Le résultat est un jeu plus abouti, mais qui introduit de nouvelles frustrations. L'histoire suit Asur et sa famille, qui tentent de survivre dans la nation de Crown. Leur vie est loin d'être facile : entre les monstres errants et le tyrannique Lord Taishakuten, qui règne depuis Meru Sprite avec ses Quatre Rois Célestes et leurs Inquisiteurs, la survie est un combat quotidien. Ces derniers imposent des taxes et exigent une loyauté absolue sous peine de mort.
Une narration plus aboutie, mais un monde toujours aussi sombre
Le frère d'Asur a quitté le foyer pour devenir dresseur de monstres, espérant trouver une vie meilleure. À son retour, il tente d'avertir Asur d'un danger encore plus grand. Après une formation, Asur est capturé par l'Inquisiteur Nefer pour trahison. Refusant de rester passif, Asur se lance dans une quête pour sauver son frère et affronter les Inquisiteurs, les Rois Célestes et Taishakuten lui-même.
La narration de Monster Crown : Sin Eater est plus solide que dans le premier opus, bien que l'ouverture du jeu entraîne une certaine dispersion. Studio Aurum utilise également le storytelling environnemental, comme des régions et villes détruites, pour illustrer l'impact de la violence cyclique et de l'oppression sur la nation de Crown. C'est un jeu sombre, où l'espoir de changer les choses reste incertain. Les choix d'Asur peuvent améliorer la situation, mais il est parfois difficile de savoir s'il est possible de briser ce cycle.
Un monde ouvert, mais des choix moralement ambigus
Le jeu permet de s'associer à différentes factions, offrant une expérience ouverte. Cependant, dans ce monde hostile, même les « bonnes » décisions restent moralement ambiguës. Aucune solution n'est parfaite, et chaque choix peut avoir des conséquences négatives.
Une structure qui s'effrite en cours de route
Au début, dans la province de Windy, le jeu semble bien structuré. Mais une fois passé cette étape et que l'on accède aux provinces de Desperado, Frost et Scarred, le manque de structure devient problématique à plusieurs niveaux.

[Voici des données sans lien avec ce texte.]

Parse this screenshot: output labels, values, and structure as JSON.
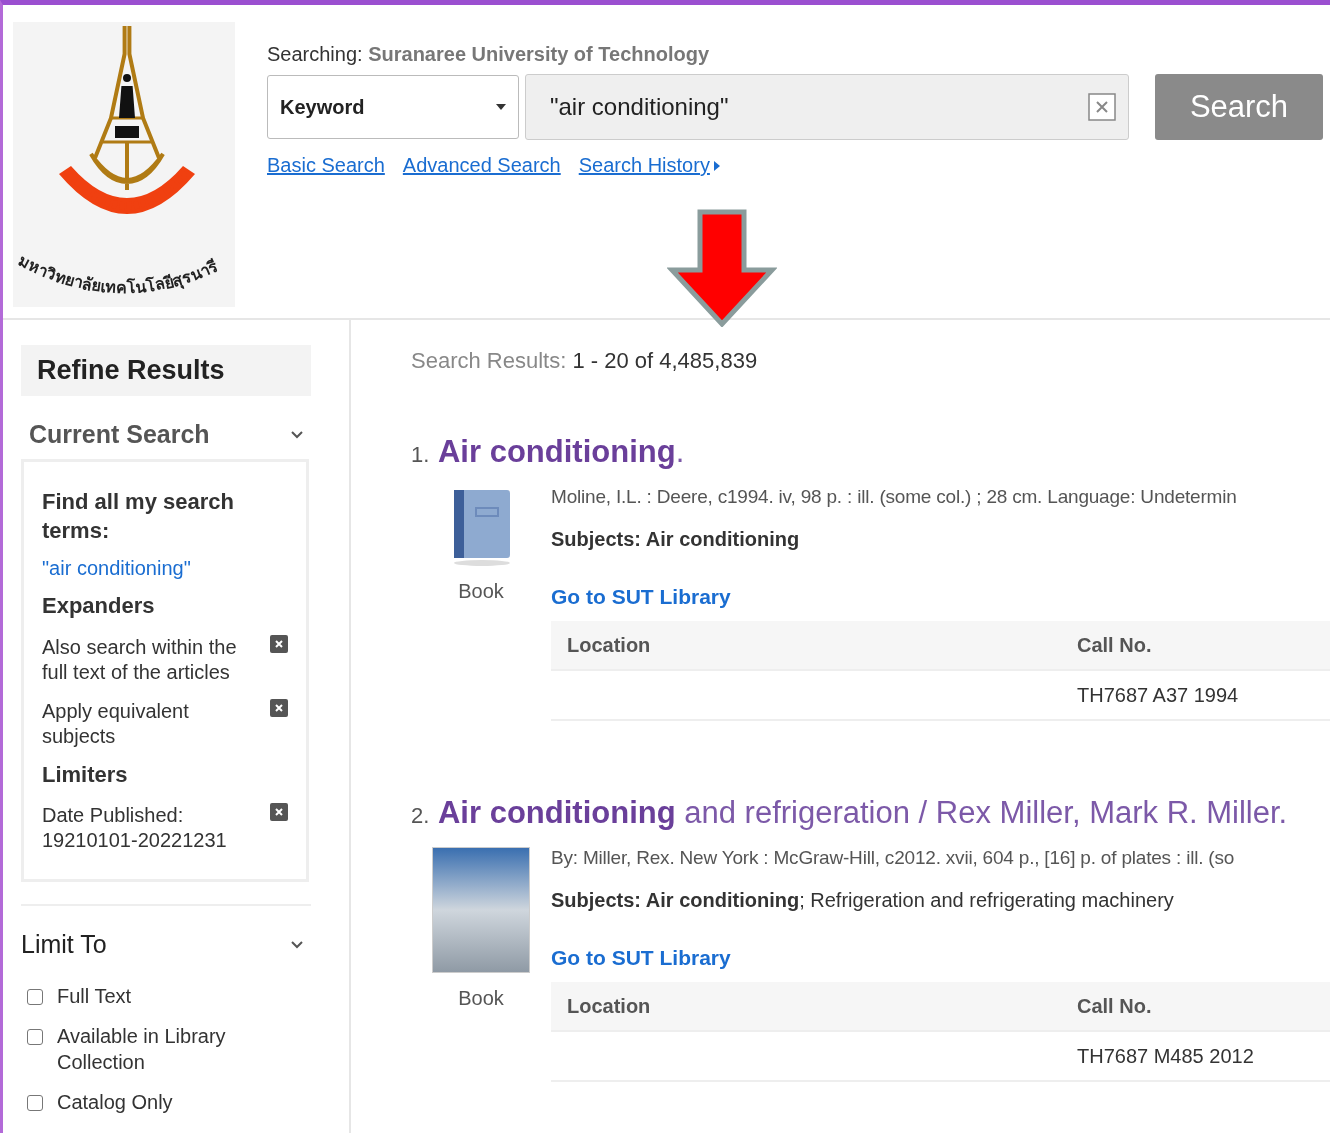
{
  "logo": {
    "text": "มหาวิทยาลัยเทคโนโลยีสุรนารี"
  },
  "search": {
    "scope_label": "Searching:",
    "scope": "Suranaree University of Technology",
    "field_type": "Keyword",
    "query": "\"air conditioning\"",
    "button": "Search",
    "links": [
      {
        "label": "Basic Search",
        "caret": false
      },
      {
        "label": "Advanced Search",
        "caret": false
      },
      {
        "label": "Search History",
        "caret": true
      }
    ]
  },
  "sidebar": {
    "title": "Refine Results",
    "current_search": {
      "heading": "Current Search",
      "expanded": true,
      "terms_heading": "Find all my search terms:",
      "term": "\"air conditioning\"",
      "groups": [
        {
          "heading": "Expanders",
          "items": [
            "Also search within the full text of the articles",
            "Apply equivalent subjects"
          ]
        },
        {
          "heading": "Limiters",
          "items": [
            "Date Published: 19210101-20221231"
          ]
        }
      ]
    },
    "limit_to": {
      "heading": "Limit To",
      "expanded": true,
      "options": [
        {
          "label": "Full Text",
          "checked": false
        },
        {
          "label": "Available in Library Collection",
          "checked": false
        },
        {
          "label": "Catalog Only",
          "checked": false
        }
      ]
    }
  },
  "results": {
    "summary_label": "Search Results:",
    "summary": "1 - 20 of 4,485,839",
    "items": [
      {
        "number": "1.",
        "title": "**Air conditioning**.",
        "kind": "icon",
        "type": "Book",
        "details": "Moline, I.L. : Deere, c1994. iv, 98 p. : ill. (some col.) ; 28 cm. Language: Undetermin",
        "subjects": "**Subjects: Air conditioning**",
        "link": "Go to SUT Library",
        "columns": [
          "Location",
          "Call No."
        ],
        "rows": [
          [
            "",
            "TH7687 A37 1994"
          ]
        ]
      },
      {
        "number": "2.",
        "title": "**Air conditioning** and refrigeration / Rex Miller, Mark R. Miller.",
        "kind": "image",
        "type": "Book",
        "details": "By: Miller, Rex. New York : McGraw-Hill, c2012. xvii, 604 p., [16] p. of plates : ill. (so",
        "subjects": "**Subjects: Air conditioning**; Refrigeration and refrigerating machinery",
        "link": "Go to SUT Library",
        "columns": [
          "Location",
          "Call No."
        ],
        "rows": [
          [
            "",
            "TH7687 M485 2012"
          ]
        ]
      }
    ]
  }
}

Dès le départ, le jeu adopte une approche minimaliste, supposant que le joueur connaît déjà le premier opus ou le genre en général.
En résumé, Monster Crown : Sin Eater corrige certains défauts du premier jeu, mais en introduit de nouveaux. La narration est plus solide, et le monde plus sombre, mais l'expérience reste inégale.